'People are really caring here'

Expat zone

Harri Parkkonen from Sweden and Lilibeth from Venezuela and their children, daughter Linnea and son Axel, have been living in the City since 2010.

   A line manager with ABB Global Industry & Services Limited, Harri and the family appreciate the chance they got to be in the City.

“Though we came initially for a year, I got more projects and we stayed on for another year. And finally we’re on our fourth year now,” says Harri.   

The couple loves being here as they find it a cosmopolitan city. “We have friends from all across the globe here. There are also Indian friends and we know people from South Africa, Germany, UK, Mexico, Colombo, France etc,” he shares.

   Lilibeth and Harri have travelled to Goa, Kerala, Chennai and Pondichery. “I went to Mumbai for a few days for a ‘zumba’ class. The place must be at least 10 times more crowded than Bangalore,” notes Lilibeth, while adding that Chennai is too hot for her taste. The couple hopes to travel more but as the children are young, it has been tough, she shares.

   “One of the most important places that we want to see is the Taj Mahal in Agra,” says Harri. They say that they will not leave the country, without seeing the grand monument, which is one of the ‘Seven Wonders of the World’.

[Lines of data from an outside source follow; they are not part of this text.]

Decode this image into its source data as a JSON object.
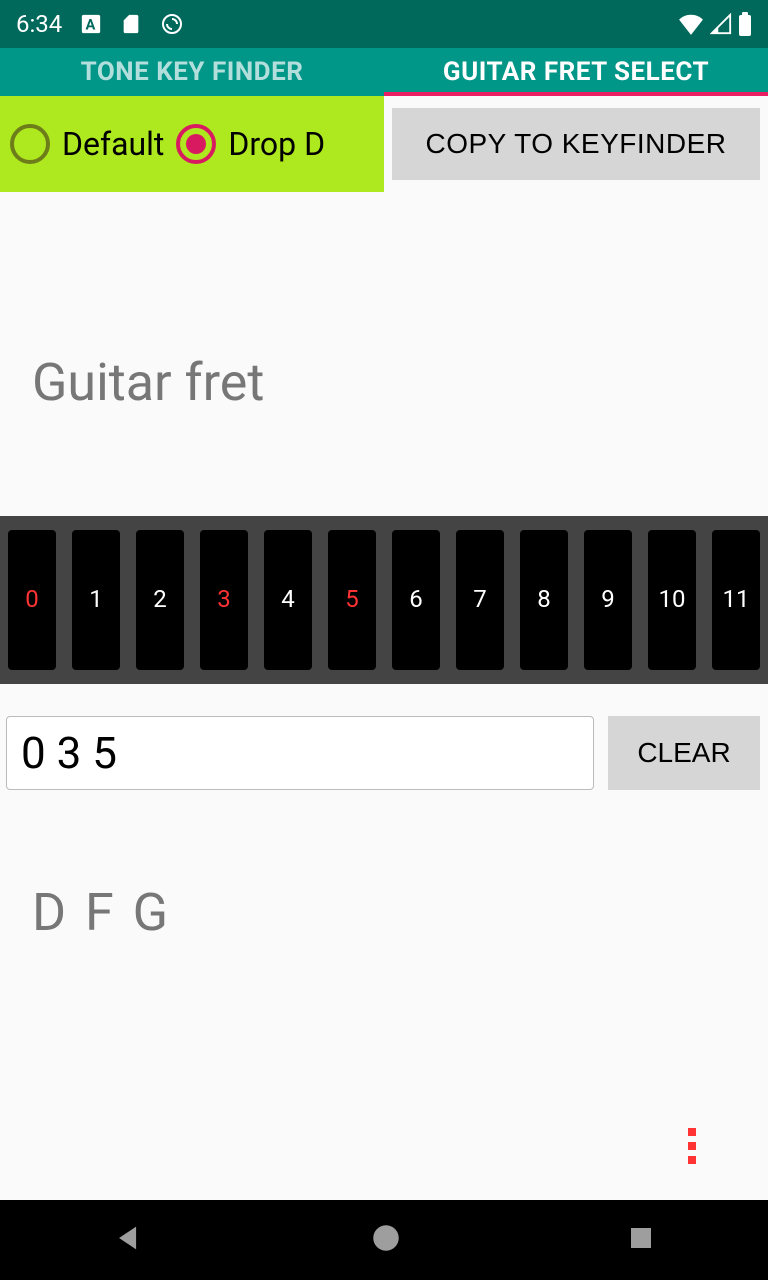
{
  "status": {
    "time": "6:34"
  },
  "tabs": {
    "left": "TONE KEY FINDER",
    "right": "GUITAR FRET SELECT"
  },
  "tuning": {
    "default_label": "Default",
    "dropd_label": "Drop D",
    "selected": "dropd"
  },
  "buttons": {
    "copy": "COPY TO KEYFINDER",
    "clear": "CLEAR"
  },
  "heading": "Guitar fret",
  "frets": [
    {
      "n": "0",
      "sel": true
    },
    {
      "n": "1",
      "sel": false
    },
    {
      "n": "2",
      "sel": false
    },
    {
      "n": "3",
      "sel": true
    },
    {
      "n": "4",
      "sel": false
    },
    {
      "n": "5",
      "sel": true
    },
    {
      "n": "6",
      "sel": false
    },
    {
      "n": "7",
      "sel": false
    },
    {
      "n": "8",
      "sel": false
    },
    {
      "n": "9",
      "sel": false
    },
    {
      "n": "10",
      "sel": false
    },
    {
      "n": "11",
      "sel": false
    }
  ],
  "input_value": "0 3 5",
  "notes": "D F G"
}
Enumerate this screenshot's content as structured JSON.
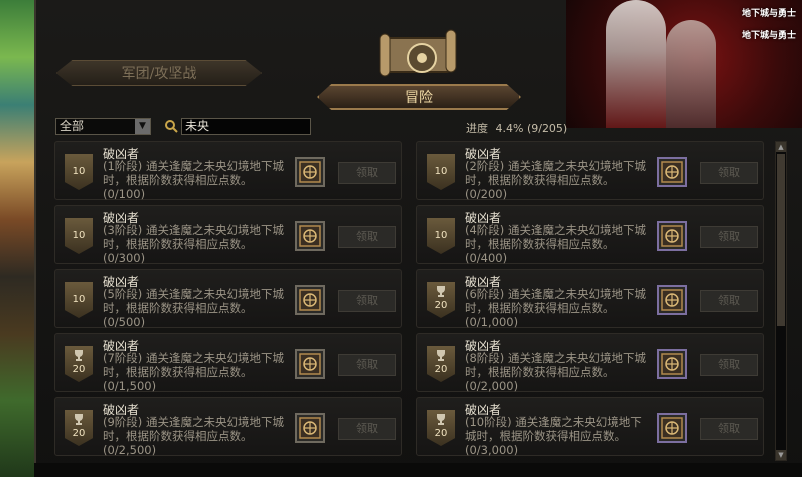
{
  "tabs": {
    "legion": "军团/攻坚战",
    "adventure": "冒险"
  },
  "filter": {
    "selected": "全部"
  },
  "search": {
    "value": "未央"
  },
  "progress": {
    "label": "进度",
    "value": "4.4% (9/205)"
  },
  "banner": {
    "logo_top": "地下城与勇士",
    "logo_bottom": "地下城与勇士"
  },
  "claim_label": "领取",
  "achievements": [
    {
      "title": "破凶者",
      "desc": "(1阶段) 通关逢魔之未央幻境地下城时，根据阶数获得相应点数。",
      "count": "(0/100)",
      "points": "10"
    },
    {
      "title": "破凶者",
      "desc": "(2阶段) 通关逢魔之未央幻境地下城时，根据阶数获得相应点数。",
      "count": "(0/200)",
      "points": "10"
    },
    {
      "title": "破凶者",
      "desc": "(3阶段) 通关逢魔之未央幻境地下城时，根据阶数获得相应点数。",
      "count": "(0/300)",
      "points": "10"
    },
    {
      "title": "破凶者",
      "desc": "(4阶段) 通关逢魔之未央幻境地下城时，根据阶数获得相应点数。",
      "count": "(0/400)",
      "points": "10"
    },
    {
      "title": "破凶者",
      "desc": "(5阶段) 通关逢魔之未央幻境地下城时，根据阶数获得相应点数。",
      "count": "(0/500)",
      "points": "10"
    },
    {
      "title": "破凶者",
      "desc": "(6阶段) 通关逢魔之未央幻境地下城时，根据阶数获得相应点数。",
      "count": "(0/1,000)",
      "points": "20"
    },
    {
      "title": "破凶者",
      "desc": "(7阶段) 通关逢魔之未央幻境地下城时，根据阶数获得相应点数。",
      "count": "(0/1,500)",
      "points": "20"
    },
    {
      "title": "破凶者",
      "desc": "(8阶段) 通关逢魔之未央幻境地下城时，根据阶数获得相应点数。",
      "count": "(0/2,000)",
      "points": "20"
    },
    {
      "title": "破凶者",
      "desc": "(9阶段) 通关逢魔之未央幻境地下城时，根据阶数获得相应点数。",
      "count": "(0/2,500)",
      "points": "20"
    },
    {
      "title": "破凶者",
      "desc": "(10阶段) 通关逢魔之未央幻境地下城时，根据阶数获得相应点数。",
      "count": "(0/3,000)",
      "points": "20"
    }
  ]
}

Like every expatriate in the country, the couple is of the opinion that the festivals observed here are vibrant.   “Most of the festivals in the country are full of colours and varied textures and have different types of foods,” says Harri. But he points that during Deepavali, the family stays away from the City. “The festival is too loud for the kids,” he explains. Lilibeth adds that in many of the festivals, there are drum beats included as music, which is very lively.

As for food, they mostly eat Continental and Asian cuisine. “But, we do love chicken tikka, egg biryani, masala dosa, idli and chapathi,” lists out Lilibeth.

Harri feels that in the City and across the country, people are in a rush to get settled. “The youth is more mature here. Most of my colleagues or other professionals that I have met want to be in the top management at a young age. It could be because of the monetary benefits or the social pressure,” says Harri.

   He also adds that the education system is more focussed here. “But, I’m guessing that the education system is flooded with information to meet the requirements of today,” he says.

At work, like most expatriates who manage teams, Harri is not able to understand the concept of ‘two minutes’.

“Whenever someone tells me that, I just ask them openly whether it’s the Indian ‘two minutes’?” he laughs.

   Harri is, however, quick to add that as he got a chance to work for a while more in the City, he has observed that things have changed a lot.

“Another amusing thing that I have noticed is that if one asked an Indian professional about what he knows, he will say ‘I know everything’. Scandinavians are very shy though, we always say that we know nothing. But I consider this confidence of the Indians as a good factor as this is required to market oneself in the job scene,” he says.

Harri and Lilibeth, like most other outsiders in the City, are perplexed by the traffic.

 “We consciously stay away from the City because of this. The constant honking is also disturbing. I think people can do without brake lights here but not without horns,” says Harri. Lilibeth adds that vendors on the street are something unique too.

Harri says that whenever they leave the City, the things that they will not miss include the potholes on the roads and the speed humps.

   “Something else I’ve observed here is that most infrastructural projects,
like the flyover work, never get completed!” exclaims Harri.

Despite many things that continue to surprise the couple, Harri and Lilibeth are amazed by the family values that  people here have.

Lilibeth says that she has noticed very strong family sentiments among the people that she got a chance to interact with. “It’s amazing how a distant relative is also ‘my brother’ or ‘my sister’ here.

And the way the people care for each other, sparing time for each other despite other commitments is amazing. People are really caring here,” adds Harri. The couple agrees that the children have great respect for their
parents too.

Harri loves the fact that there is a great mix of musical flavours in the City. “And this is because the City has people from everywhere. We have always felt accepted because of the same reason,” wraps up the couple.